A scientist has suggested that the Neanderthals might have gone extinct because of a deadly combination of bad luck and climate change.

Deadly combo of bad luck and climate change may have killed Neanderthals

A scientist has suggested that the Neanderthals might have gone extinct because of a deadly combination of bad luck and climate change.

According to a report in New Scientist, the scientist in question is evolutionary ecologist Clive Finlayson.

The Neanderthals, a race of cavemen who ruled Europe and Asia, mysteriously vanished between 28,000 and 24,000 years ago.

Since the discovery of the first Neanderthal bones in Belgium in 1829, anthropologists have proposed any number of explanations for their extinction.

Some said Neanderthals were too dim-witted to survive climatic upheaval or the arrival of our ancestors from Africa.

Others contended that their diet - big mammals that were also becoming rare - did them in, while Homo sapiens's more catholic diet gave them the edge to survive.

Some even argued that Neanderthals didn't go extinct at all, but interbred with H. sapiens.

"None of these just-so stories quite add up," Finlayson said.

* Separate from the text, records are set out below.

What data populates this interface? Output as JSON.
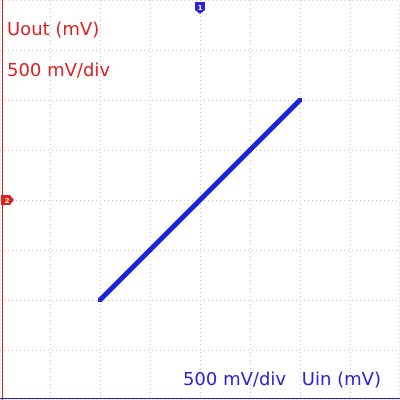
{
  "y_axis": {
    "label": "Uout (mV)",
    "scale": "500 mV/div",
    "color": "#e02020",
    "channel_marker": "2"
  },
  "x_axis": {
    "label": "Uin (mV)",
    "scale": "500 mV/div",
    "color": "#2a22d8",
    "channel_marker": "1"
  },
  "trace_color": "#1a22e0",
  "grid": {
    "on": true,
    "style": "dotted",
    "color": "#c8c8c8"
  },
  "chart_data": {
    "type": "scatter",
    "mode": "xy",
    "title": "",
    "xlabel": "Uin (mV)",
    "ylabel": "Uout (mV)",
    "x_div": 500,
    "y_div": 500,
    "xlim": [
      -2000,
      2000
    ],
    "ylim": [
      -2000,
      2000
    ],
    "series": [
      {
        "x": [
          -1000,
          -750,
          -500,
          -250,
          0,
          250,
          500,
          750,
          1000
        ],
        "y": [
          -1000,
          -750,
          -500,
          -250,
          0,
          250,
          500,
          750,
          1000
        ]
      }
    ]
  }
}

There is no clear indication that Neanderthals were any less intelligent than H. sapiens, and genetic evidence has shown that they share with humans key changes in Foxp2, a gene involved in speech and language.

Finlayson argues that it was a deadly combination of bad luck and climate change that caused the demise of the Neanderthals.

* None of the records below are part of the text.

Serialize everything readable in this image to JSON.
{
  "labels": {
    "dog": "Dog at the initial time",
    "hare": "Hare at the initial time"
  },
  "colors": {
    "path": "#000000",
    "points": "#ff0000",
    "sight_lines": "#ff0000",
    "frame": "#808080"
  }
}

They were a species caught in the wrong place at the wrong time in a rapidly changing world, he said.

"By the time the classic Neanderthals had emerged, they were already a people doomed to extinction," he said.

A series of ice ages ate away the forest habitats where Neanderthals and their predecessors, Homo heidelbergensis, made a living sneaking up on big game.

As their numbers declined, those who remained took refuge in warmer parts of Europe, nearer the Mediterranean.

But, a final drop in temperatures that began around 50,000 years ago made even this meager living unsustainable.

Finlayson does not rule out the possibility that Neanderthals and H. sapiens met. Neanderthals, our ancestors and other archaic human species probably overlapped.

But such contact was unlikely to play a pivotal part in the Neanderthal's disappearance and our dominance, which Finlayson chalks up largely to luck.